The first time I stayed at the Marlborough Hotel in Winnipeg, I lost several rounds of Scrabble in the bar to an editor from Vancouver, while a trio of incompetent musicians thumped and crashed away on the bandstand, and no matter how much we drank neither of us could come up with a single exhilarating word. On the wall of my room on the ninth floor hung several decrepit illustrations of military men in the scarlet uniforms of the eighteenth century. They were looking down at me as I opened Stephen Hawking’s new book (A Brief History of Time, which I had purchased that afternoon in Osborne Village) to the first sentence: “Where did the universe come from?” When I got home from Winnipeg, I called my mother and she told me that when she got married to my father a year after the war ended, her parents arranged the wedding celebration in the Marlborough Hotel, and my father was nervous about going, she said, because he had recently been barred from the Marlborough for urinating into a potted plant. In those days he hung around with the other interns from the General Hospital, who liked to spike their beer with grain alcohol taken from the hospital lab, but my father had rented a suit for the wedding, and apparently no one working at the hotel recognized him as a miscreant on the blacklist.
The only time I ordered ductwork for an air-conditioning system in August, the duct man turned out to be an armourer in his spare time, which made a kind of sense when you looked at the elbow joints in the ductwork and imagined the hinged limbs in a suit of armour. He said that his basement rec room was full of armour and that it was not easy to get or to make good chain mail. Every year there were tournaments in the Lower Mainland, he said, where medieval jousting was practised by people who called themselves re-enactors. In fact, his armour had been worn in jousts all over North America. He was a cheerful, wiry man who looked too small to be a jouster himself, and he was not embarrassed to speak of his medical condition, or conditions, which amounted to failing kidneys and failing heart and failing circulation. He would appear at the worksite after five-hour sessions on the dialysis machine at the hospital, which he said always fixed him up enough to get to work. He had had two bypass operations and was waiting for a heart transplant and a new kidney. His skin was translucent and his breathing was erratic, and when he went up the ladder one felt a responsibility not to leave the room. Whenever he took a break he went out into the alley and smoked several cigarettes while he shared a few moments of camaraderie with his fellow workers, or with anyone else who happened to be passing by.

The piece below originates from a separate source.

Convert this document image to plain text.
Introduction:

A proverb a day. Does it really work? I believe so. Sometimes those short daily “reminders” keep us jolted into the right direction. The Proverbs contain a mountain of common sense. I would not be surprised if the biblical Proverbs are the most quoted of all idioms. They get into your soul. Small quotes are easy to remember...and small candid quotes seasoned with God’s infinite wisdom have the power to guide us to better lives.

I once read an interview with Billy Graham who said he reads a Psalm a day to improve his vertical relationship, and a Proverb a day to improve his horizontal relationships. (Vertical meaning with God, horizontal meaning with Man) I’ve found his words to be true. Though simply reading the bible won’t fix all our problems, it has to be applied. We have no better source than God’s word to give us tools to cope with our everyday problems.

The last time I took the train across the country in October, I got to talking with the sleeping-car attendant in the vestibule between cars, and after we had shared a few confidences he confessed that he always liked a poem that rhymed. (“I have to confess,” were his words.) The window was open and we were watching the river roll along the bottom of the Fraser Canyon in bright sunlight. Here’s one you might know, he said, and he began to recite from “Auguries of Innocence” by William Blake: “To see the world in a grain of sand, and heaven in a wild flower, hold infinity in the palm of your hand, and eternity in an hour.” Then he opened his wallet and pulled out a newspaper clipping that had been folded and refolded many times. “I carry this with me everywhere,” he said; he handed it over so that I could read along as he recited from memory: “Out of the night that covers me, black as the pit from pole to pole, I thank whatever gods may be for my unconquerable soul.” The poem was “Invictus” by W. E. Henley; the news clipping was from an obituary; the sleeping-car attendant had committed every word perfectly to memory, all the tumbling metaphors from the bludgeonings of chance, to the horror of the shade and the menace of the years, and then the rolling couplet at the end, which he enunciated in resonant, measured, perhaps even triumphant tones: “I am the master of my fate: I am the captain of my soul.” That was when sleeping-car attendants wore red jackets.

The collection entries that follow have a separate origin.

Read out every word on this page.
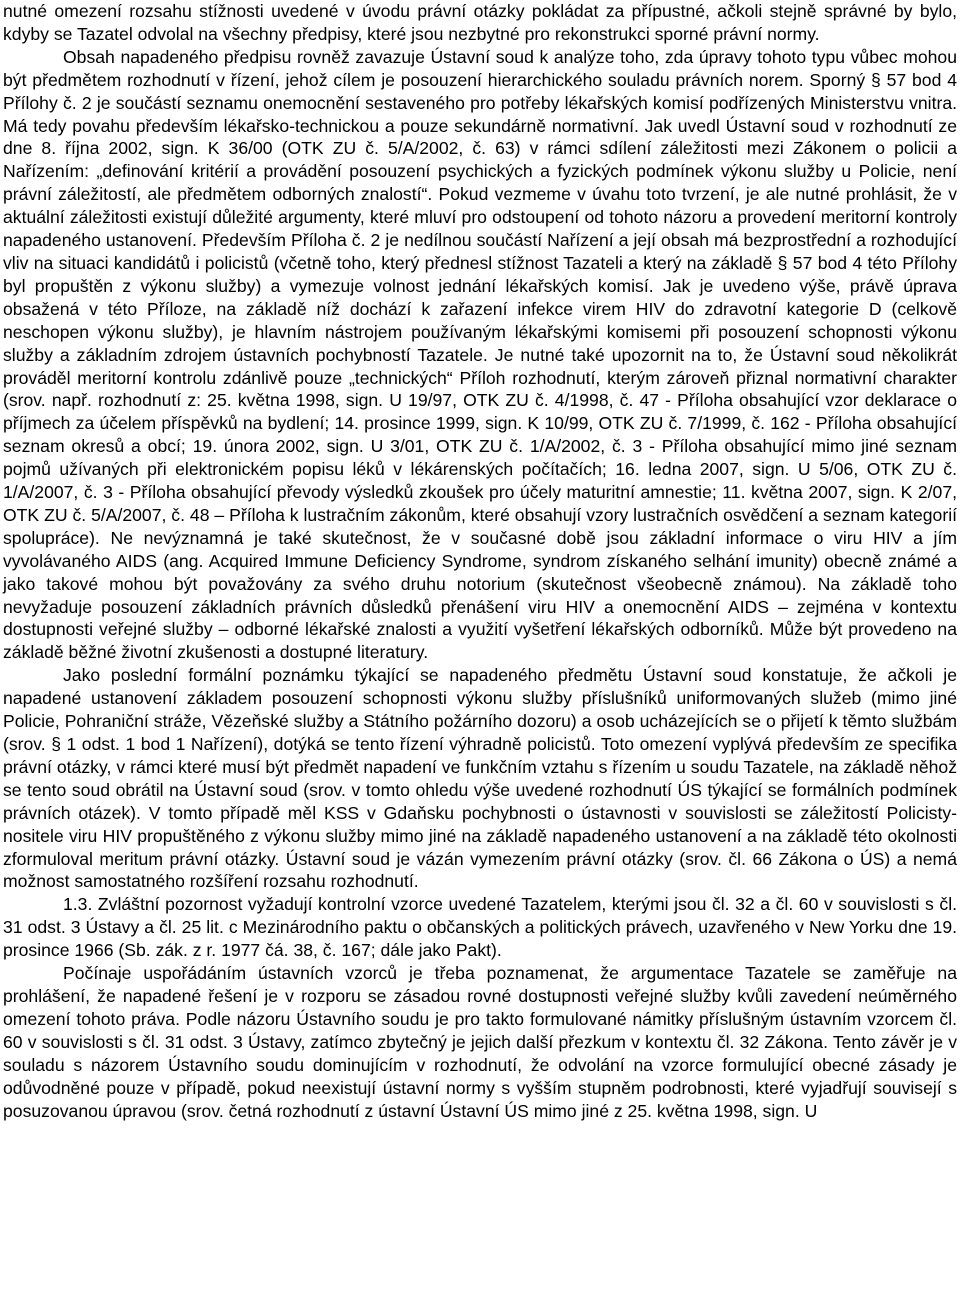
nutné omezení rozsahu stížnosti uvedené v úvodu právní otázky pokládat za přípustné, ačkoli stejně správné by bylo, kdyby se Tazatel odvolal na všechny předpisy, které jsou nezbytné pro rekonstrukci sporné právní normy.

Obsah napadeného předpisu rovněž zavazuje Ústavní soud k analýze toho, zda úpravy tohoto typu vůbec mohou být předmětem rozhodnutí v řízení, jehož cílem je posouzení hierarchického souladu právních norem. Sporný § 57 bod 4 Přílohy č. 2 je součástí seznamu onemocnění sestaveného pro potřeby lékařských komisí podřízených Ministerstvu vnitra. Má tedy povahu především lékařsko-technickou a pouze sekundárně normativní. Jak uvedl Ústavní soud v rozhodnutí ze dne 8. října 2002, sign. K 36/00 (OTK ZU č. 5/A/2002, č. 63) v rámci sdílení záležitosti mezi Zákonem o policii a Nařízením: „definování kritérií a provádění posouzení psychických a fyzických podmínek výkonu služby u Policie, není právní záležitostí, ale předmětem odborných znalostí“. Pokud vezmeme v úvahu toto tvrzení, je ale nutné prohlásit, že v aktuální záležitosti existují důležité argumenty, které mluví pro odstoupení od tohoto názoru a provedení meritorní kontroly napadeného ustanovení. Především Příloha č. 2 je nedílnou součástí Nařízení a její obsah má bezprostřední a rozhodující vliv na situaci kandidátů i policistů (včetně toho, který přednesl stížnost Tazateli a který na základě § 57 bod 4 této Přílohy byl propuštěn z výkonu služby) a vymezuje volnost jednání lékařských komisí. Jak je uvedeno výše, právě úprava obsažená v této Příloze, na základě níž dochází k zařazení infekce virem HIV do zdravotní kategorie D (celkově neschopen výkonu služby), je hlavním nástrojem používaným lékařskými komisemi při posouzení schopnosti výkonu služby a základním zdrojem ústavních pochybností Tazatele. Je nutné také upozornit na to, že Ústavní soud několikrát prováděl meritorní kontrolu zdánlivě pouze „technických“ Příloh rozhodnutí, kterým zároveň přiznal normativní charakter (srov. např. rozhodnutí z: 25. května 1998, sign. U 19/97, OTK ZU č. 4/1998, č. 47 - Příloha obsahující vzor deklarace o příjmech za účelem příspěvků na bydlení; 14. prosince 1999, sign. K 10/99, OTK ZU č. 7/1999, č. 162 - Příloha obsahující seznam okresů a obcí; 19. února 2002, sign. U 3/01, OTK ZU č. 1/A/2002, č. 3 - Příloha obsahující mimo jiné seznam pojmů užívaných při elektronickém popisu léků v lékárenských počítačích; 16. ledna 2007, sign. U 5/06, OTK ZU č. 1/A/2007, č. 3 - Příloha obsahující převody výsledků zkoušek pro účely maturitní amnestie; 11. května 2007, sign. K 2/07, OTK ZU č. 5/A/2007, č. 48 – Příloha k lustračním zákonům, které obsahují vzory lustračních osvědčení a seznam kategorií spolupráce). Ne nevýznamná je také skutečnost, že v současné době jsou základní informace o viru HIV a jím vyvolávaného AIDS (ang. Acquired Immune Deficiency Syndrome, syndrom získaného selhání imunity) obecně známé a jako takové mohou být považovány za svého druhu notorium (skutečnost všeobecně známou). Na základě toho nevyžaduje posouzení základních právních důsledků přenášení viru HIV a onemocnění AIDS – zejména v kontextu dostupnosti veřejné služby – odborné lékařské znalosti a využití vyšetření lékařských odborníků. Může být provedeno na základě běžné životní zkušenosti a dostupné literatury.

Jako poslední formální poznámku týkající se napadeného předmětu Ústavní soud konstatuje, že ačkoli je napadené ustanovení základem posouzení schopnosti výkonu služby příslušníků uniformovaných služeb (mimo jiné Policie, Pohraniční stráže, Vězeňské služby a Státního požárního dozoru) a osob ucházejících se o přijetí k těmto službám (srov. § 1 odst. 1 bod 1 Nařízení), dotýká se tento řízení výhradně policistů. Toto omezení vyplývá především ze specifika právní otázky, v rámci které musí být předmět napadení ve funkčním vztahu s řízením u soudu Tazatele, na základě něhož se tento soud obrátil na Ústavní soud (srov. v tomto ohledu výše uvedené rozhodnutí ÚS týkající se formálních podmínek právních otázek). V tomto případě měl KSS v Gdaňsku pochybnosti o ústavnosti v souvislosti se záležitostí Policisty-nositele viru HIV propuštěného z výkonu služby mimo jiné na základě napadeného ustanovení a na základě této okolnosti zformuloval meritum právní otázky. Ústavní soud je vázán vymezením právní otázky (srov. čl. 66 Zákona o ÚS) a nemá možnost samostatného rozšíření rozsahu rozhodnutí.

1.3. Zvláštní pozornost vyžadují kontrolní vzorce uvedené Tazatelem, kterými jsou čl. 32 a čl. 60 v souvislosti s čl. 31 odst. 3 Ústavy a čl. 25 lit. c Mezinárodního paktu o občanských a politických právech, uzavřeného v New Yorku dne 19. prosince 1966 (Sb. zák. z r. 1977 čá. 38, č. 167; dále jako Pakt).

Počínaje uspořádáním ústavních vzorců je třeba poznamenat, že argumentace Tazatele se zaměřuje na prohlášení, že napadené řešení je v rozporu se zásadou rovné dostupnosti veřejné služby kvůli zavedení neúměrného omezení tohoto práva. Podle názoru Ústavního soudu je pro takto formulované námitky příslušným ústavním vzorcem čl. 60 v souvislosti s čl. 31 odst. 3 Ústavy, zatímco zbytečný je jejich další přezkum v kontextu čl. 32 Zákona. Tento závěr je v souladu s názorem Ústavního soudu dominujícím v rozhodnutí, že odvolání na vzorce formulující obecné zásady je odůvodněné pouze v případě, pokud neexistují ústavní normy s vyšším stupněm podrobnosti, které vyjadřují souvisejí s posuzovanou úpravou (srov. četná rozhodnutí z ústavní Ústavní ÚS mimo jiné z 25. května 1998, sign. U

The only time I had lunch with a stranger from Toronto who had called ahead of time to arrange the meeting, we ordered sandwiches at a place called the Soho, and when I had consumed half of my sandwich, he said, Now that you are halfway through your sandwich, this might be a good time to tell you why I asked for this meeting. I looked down at my plate and in an instant understood that he was about to announce that he was my brother, a thought that I as quickly dismissed as ludicrous. And then he said exactly those words: “I have to tell you that we are brothers.” In a moment the world had changed, but everything remained the same. I recall grasping his hand and shaking it exuberantly. I don’t recall what we said (there were explanations, of course). As we left the Soho I realized for the first but not the last time how closely he resembles my father, and it seemed impossible that I could have missed it when I first laid eyes on him. Finally, we embraced.